AWS simplifies data lakes with new formation service
12 August 2019 | 0
AWS Lake Formation a fully managed service to build, secure, and manage data lakes, that simplifies and automates many of the complex manual steps usually required to create a data lake, including collecting, cleaning, and cataloguing data, and securely making that data available for analytics.
Users can easily bring their data into a data lake from a variety of sources using pre-defined templates, automatically classify and prepare the data, and centrally define granular data access policies to govern access by the different groups within an organisation. This facilitates analysis of data using whatever choice of AWS analytics and machine learning services is required, including Amazon Redshift, Amazon Athena, and AWS Glue, with Amazon EMR, Amazon QuickSight, and Amazon SageMaker following, says AWS, in the next few months. There are no additional charges required to use AWS Lake Formation, says the maker, and users pay only for the underlying AWS services used.
AWS acknowledges that while Amazon Simple Storage Service (Amazon S3) is a popular service on which to build a data lake, the process can be unwieldy and time consuming.

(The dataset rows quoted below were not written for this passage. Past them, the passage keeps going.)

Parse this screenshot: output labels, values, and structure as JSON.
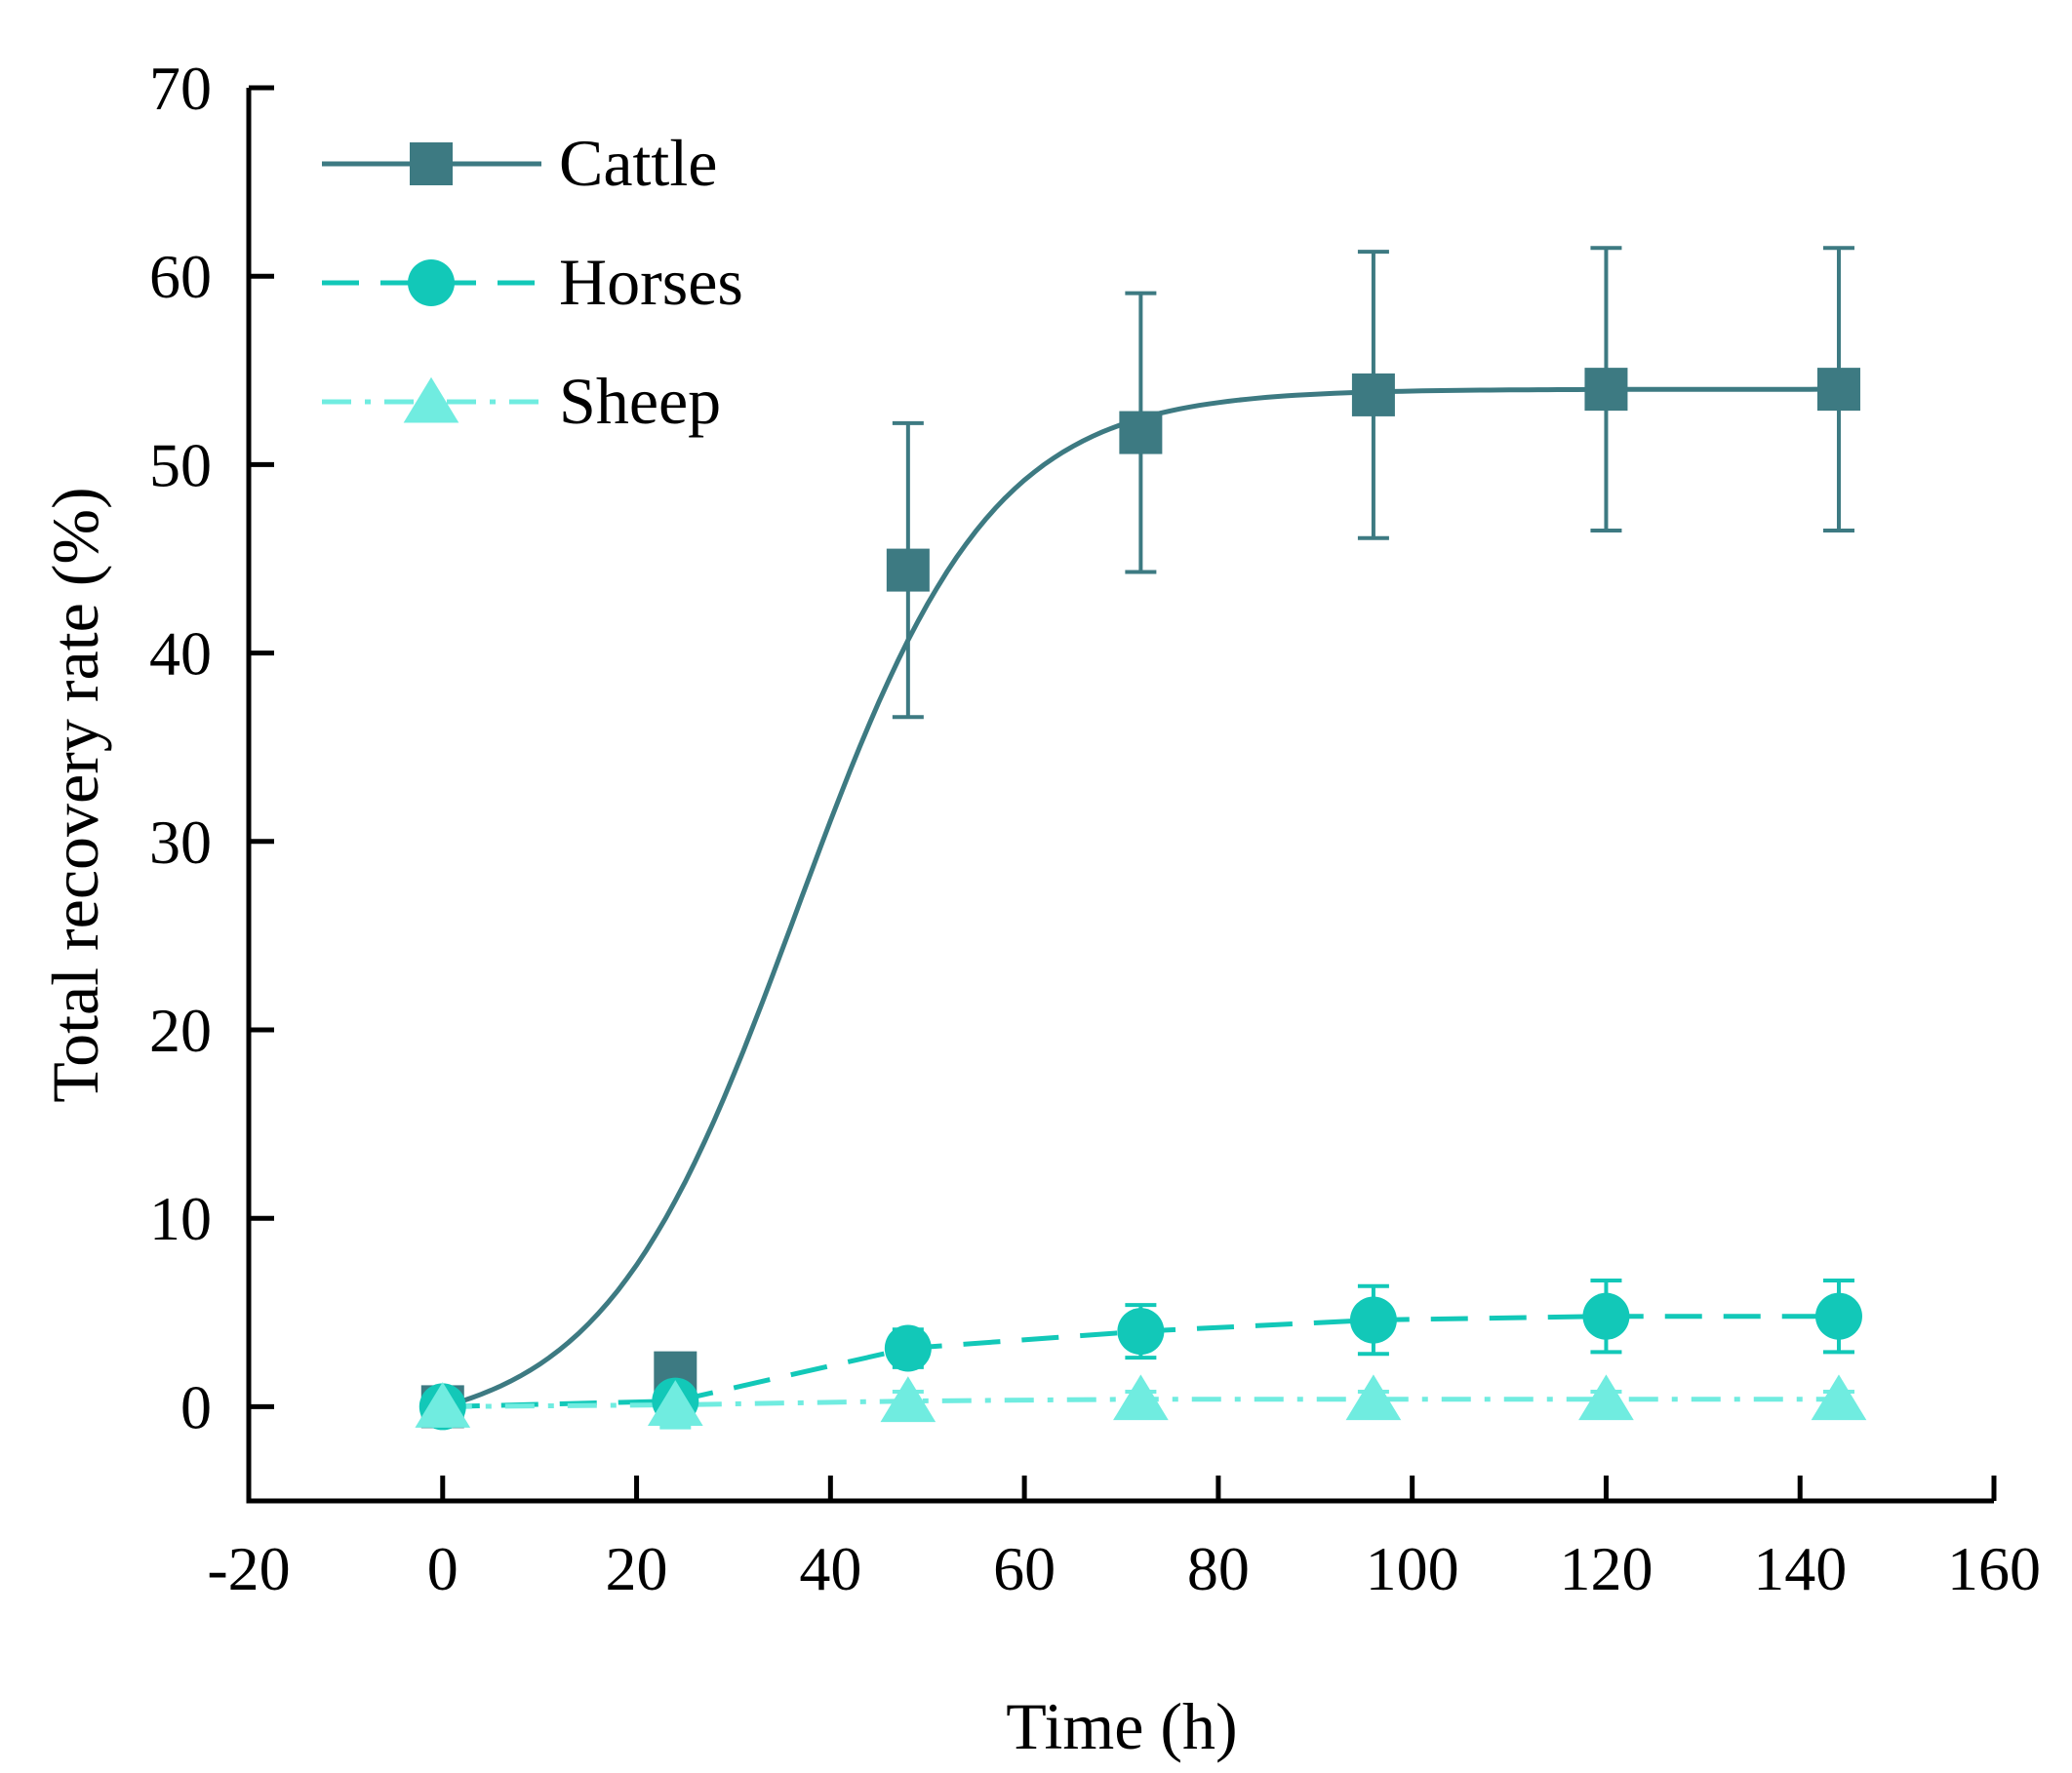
{
  "chart_data": {
    "type": "line",
    "title": "",
    "xlabel": "Time (h)",
    "ylabel": "Total recovery rate (%)",
    "xlim": [
      -20,
      160
    ],
    "ylim": [
      -5,
      70
    ],
    "xticks": [
      -20,
      0,
      20,
      40,
      60,
      80,
      100,
      120,
      140,
      160
    ],
    "yticks": [
      0,
      10,
      20,
      30,
      40,
      50,
      60,
      70
    ],
    "xtick_labels": [
      "-20",
      "0",
      "20",
      "40",
      "60",
      "80",
      "100",
      "120",
      "140",
      "160"
    ],
    "ytick_labels": [
      "0",
      "10",
      "20",
      "30",
      "40",
      "50",
      "60",
      "70"
    ],
    "legend_position": "top-left",
    "series": [
      {
        "name": "Cattle",
        "color": "#3d7a82",
        "marker": "square",
        "line_style": "solid",
        "fit": "sigmoid",
        "x": [
          0,
          24,
          48,
          72,
          96,
          120,
          144
        ],
        "y": [
          0,
          1.8,
          44.4,
          51.7,
          53.7,
          54.0,
          54.0
        ],
        "error": [
          0,
          0,
          7.8,
          7.4,
          7.6,
          7.5,
          7.5
        ]
      },
      {
        "name": "Horses",
        "color": "#12c8b8",
        "marker": "circle",
        "line_style": "dashed",
        "fit": "linear",
        "x": [
          0,
          24,
          48,
          72,
          96,
          120,
          144
        ],
        "y": [
          0,
          0.3,
          3.1,
          4.0,
          4.6,
          4.8,
          4.8
        ],
        "error": [
          0,
          0,
          1.0,
          1.4,
          1.8,
          1.9,
          1.9
        ]
      },
      {
        "name": "Sheep",
        "color": "#70ece0",
        "marker": "triangle",
        "line_style": "dashdot",
        "fit": "linear",
        "x": [
          0,
          24,
          48,
          72,
          96,
          120,
          144
        ],
        "y": [
          0,
          0.1,
          0.3,
          0.4,
          0.4,
          0.4,
          0.4
        ],
        "error": [
          0,
          1.2,
          0.5,
          0.4,
          0.4,
          0.4,
          0.4
        ]
      }
    ]
  }
}
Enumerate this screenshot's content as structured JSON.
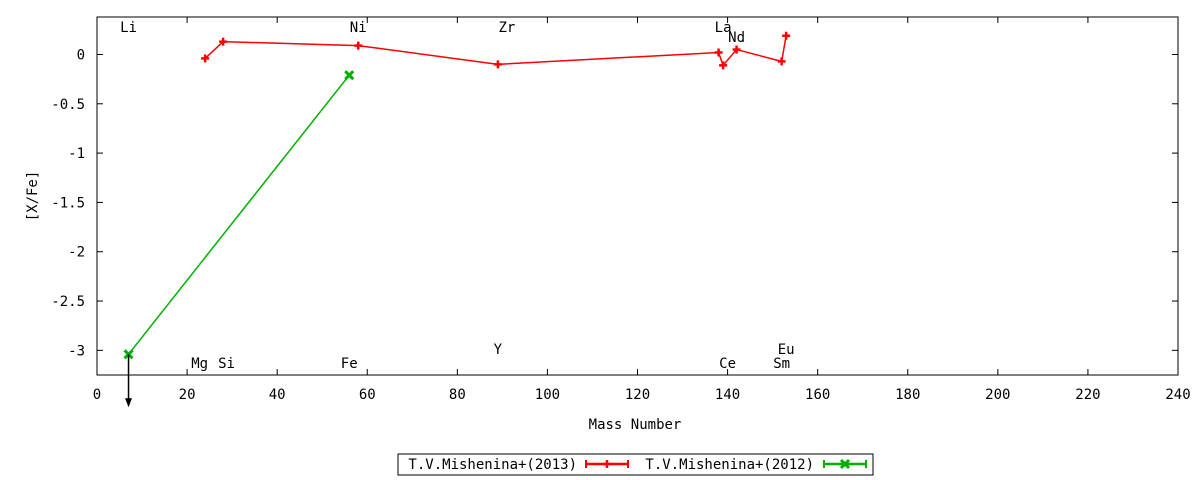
{
  "chart_data": {
    "type": "line",
    "xlabel": "Mass Number",
    "ylabel": "[X/Fe]",
    "xlim": [
      0,
      240
    ],
    "ylim": [
      -3.25,
      0.38
    ],
    "x_ticks": [
      "0",
      "20",
      "40",
      "60",
      "80",
      "100",
      "120",
      "140",
      "160",
      "180",
      "200",
      "220",
      "240"
    ],
    "y_ticks": [
      "0",
      "-0.5",
      "-1",
      "-1.5",
      "-2",
      "-2.5",
      "-3"
    ],
    "grid": false,
    "legend_position": "bottom-center",
    "series": [
      {
        "name": "T.V.Mishenina+(2013)",
        "color": "#ff0000",
        "marker": "plus",
        "x": [
          24,
          28,
          58,
          89,
          138,
          139,
          142,
          152,
          153
        ],
        "y": [
          -0.04,
          0.13,
          0.09,
          -0.1,
          0.02,
          -0.11,
          0.05,
          -0.07,
          0.19
        ]
      },
      {
        "name": "T.V.Mishenina+(2012)",
        "color": "#00b000",
        "marker": "x",
        "x": [
          7,
          56
        ],
        "y": [
          -3.04,
          -0.21
        ]
      }
    ],
    "upper_limit_arrows": [
      {
        "x": 7,
        "y": -3.04
      }
    ],
    "element_labels": [
      {
        "text": "Li",
        "x": 7,
        "position": "top"
      },
      {
        "text": "Ni",
        "x": 58,
        "position": "top"
      },
      {
        "text": "Zr",
        "x": 91,
        "position": "top"
      },
      {
        "text": "La",
        "x": 139,
        "position": "top"
      },
      {
        "text": "Nd",
        "x": 142,
        "position": "top2"
      },
      {
        "text": "Mg",
        "x": 24,
        "position": "bottom"
      },
      {
        "text": "Si",
        "x": 28,
        "position": "bottom"
      },
      {
        "text": "Fe",
        "x": 56,
        "position": "bottom"
      },
      {
        "text": "Y",
        "x": 89,
        "position": "bottom2"
      },
      {
        "text": "Ce",
        "x": 140,
        "position": "bottom"
      },
      {
        "text": "Sm",
        "x": 152,
        "position": "bottom"
      },
      {
        "text": "Eu",
        "x": 153,
        "position": "bottom2"
      }
    ]
  }
}
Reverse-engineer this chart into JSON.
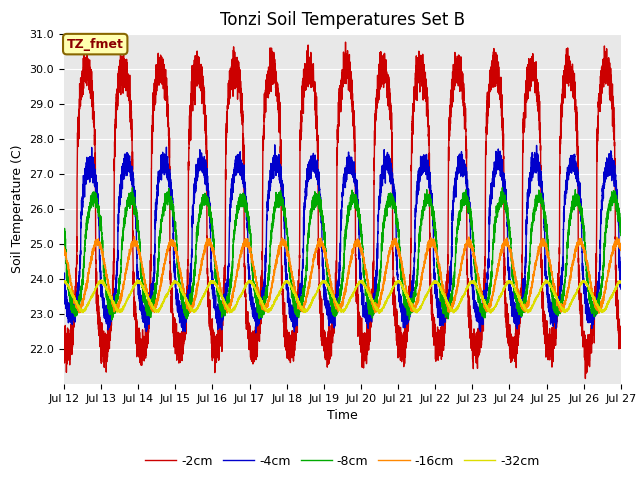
{
  "title": "Tonzi Soil Temperatures Set B",
  "ylabel": "Soil Temperature (C)",
  "xlabel": "Time",
  "ylim": [
    21.0,
    31.0
  ],
  "ytick_min": 22.0,
  "ytick_max": 31.0,
  "ytick_step": 1.0,
  "xtick_labels": [
    "Jul 12",
    "Jul 13",
    "Jul 14",
    "Jul 15",
    "Jul 16",
    "Jul 17",
    "Jul 18",
    "Jul 19",
    "Jul 20",
    "Jul 21",
    "Jul 22",
    "Jul 23",
    "Jul 24",
    "Jul 25",
    "Jul 26",
    "Jul 27"
  ],
  "series": [
    {
      "label": "-2cm",
      "color": "#cc0000",
      "mean": 26.0,
      "amplitude": 4.0,
      "phase_shift": 0.35,
      "sharp": 3.0,
      "noise": 0.25
    },
    {
      "label": "-4cm",
      "color": "#0000cc",
      "mean": 25.1,
      "amplitude": 2.2,
      "phase_shift": 0.45,
      "sharp": 2.0,
      "noise": 0.15
    },
    {
      "label": "-8cm",
      "color": "#00aa00",
      "mean": 24.7,
      "amplitude": 1.6,
      "phase_shift": 0.55,
      "sharp": 1.5,
      "noise": 0.1
    },
    {
      "label": "-16cm",
      "color": "#ff8800",
      "mean": 24.1,
      "amplitude": 0.95,
      "phase_shift": 0.65,
      "sharp": 1.0,
      "noise": 0.05
    },
    {
      "label": "-32cm",
      "color": "#dddd00",
      "mean": 23.5,
      "amplitude": 0.42,
      "phase_shift": 0.75,
      "sharp": 0.8,
      "noise": 0.02
    }
  ],
  "n_points": 7200,
  "n_days": 15,
  "annotation_text": "TZ_fmet",
  "plot_bg_color": "#e8e8e8",
  "fig_bg_color": "#ffffff",
  "title_fontsize": 12,
  "axis_label_fontsize": 9,
  "tick_fontsize": 8,
  "legend_fontsize": 9,
  "line_width": 1.0
}
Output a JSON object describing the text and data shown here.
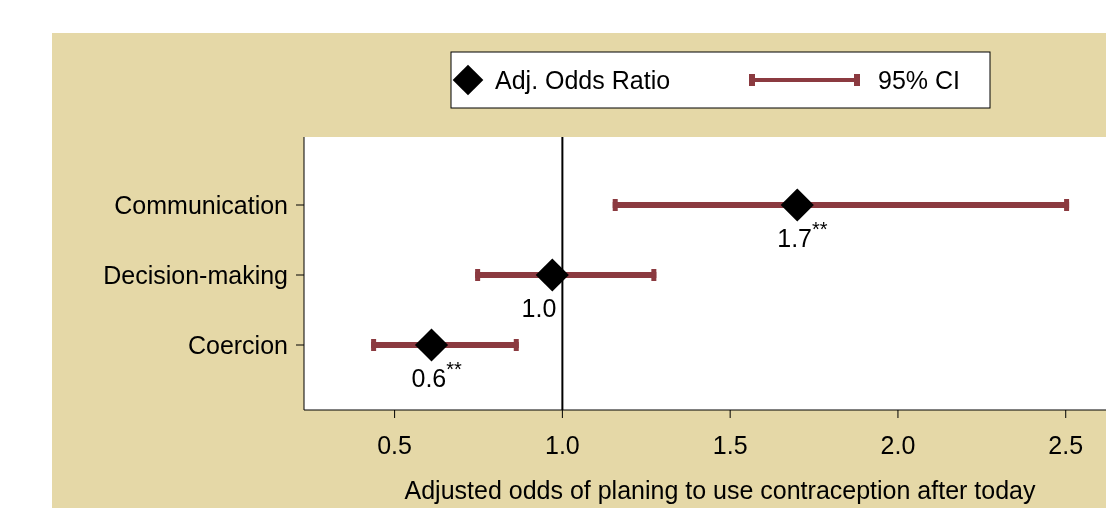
{
  "chart_data": {
    "type": "scatter",
    "orientation": "horizontal",
    "xlabel": "Adjusted odds of planing to use contraception after today",
    "categories": [
      "Communication",
      "Decision-making",
      "Coercion"
    ],
    "series": [
      {
        "name": "Adj. Odds Ratio",
        "color": "#000000",
        "values": [
          1.7,
          0.97,
          0.61
        ],
        "value_labels": [
          "1.7$^{**}$",
          "1.0",
          "0.6$^{**}$"
        ]
      },
      {
        "name": "95% CI",
        "type": "bar",
        "color": "#8b3a40",
        "base": [
          1.15,
          0.74,
          0.43
        ],
        "values": [
          1.36,
          0.54,
          0.44
        ]
      }
    ],
    "xlim": [
      0.23,
      2.62
    ],
    "xticks": [
      {
        "value": 0.5,
        "label": "0.5"
      },
      {
        "value": 1,
        "label": "1.0"
      },
      {
        "value": 1.5,
        "label": "1.5"
      },
      {
        "value": 2,
        "label": "2.0"
      },
      {
        "value": 2.5,
        "label": "2.5"
      }
    ],
    "ref_lines": [
      {
        "axis": "x",
        "value": 1,
        "color": "#000000"
      }
    ],
    "marker": "diamond",
    "legend": "top",
    "grid": false
  }
}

The Lake Formation service , says AWS, significantly simplifies the process and removes the ‘heavy lifting’ from set-up process. It automates manual, time-consuming steps, such as provisioning and configuring storage, crawling the data to extract schema and metadata tags, automatically optimising the partitioning of the data, and transforming the data into formats like Apache Parquet and ORC that are ideal for analytics.
AWS Lake Formation cleans and deduplicates data using machine learning to improve data consistency and quality. To simplify data access and security, AWS Lake Formation provides a single, centralised place to set up and manage data access policies, governance, and auditing across Amazon S3 and multiple analytics engines. To reduce the time analysts and data scientists spend hunting down the right data set for their needs, AWS Lake Formation provides a central, searchable catalogue which describes the available data sets and their appropriate business use. Users can now easily access data from a single place, says AWS, setting up and using a data lake in days instead of months.
“Our customers tell us that Amazon S3 is the ideal place to house their data lakes, which is why AWS hosts more data lakes than anyone else – with tens of thousands and growing every day. They’ve also told us that they want it to be easier and faster to set up and manage their data lakes,” said Raju Gulabani, vice president, Databases, Analytics, and Machine Learning, AWS. “That’s why we built AWS Lake Formation, so customers can spend more time learning from their data and innovating, rather than wrestling that data into functioning data lakes. AWS Lake Formation is available today and we’re excited to see how customers use it as one of the building blocks for growing and transforming their businesses and customer experiences.”
AWS Lake Formation is available now in US East (Ohio), US East (N Virginia), US West (Oregon), Asia Pacific (Tokyo), and Europe (Ireland) with additional regions coming soon.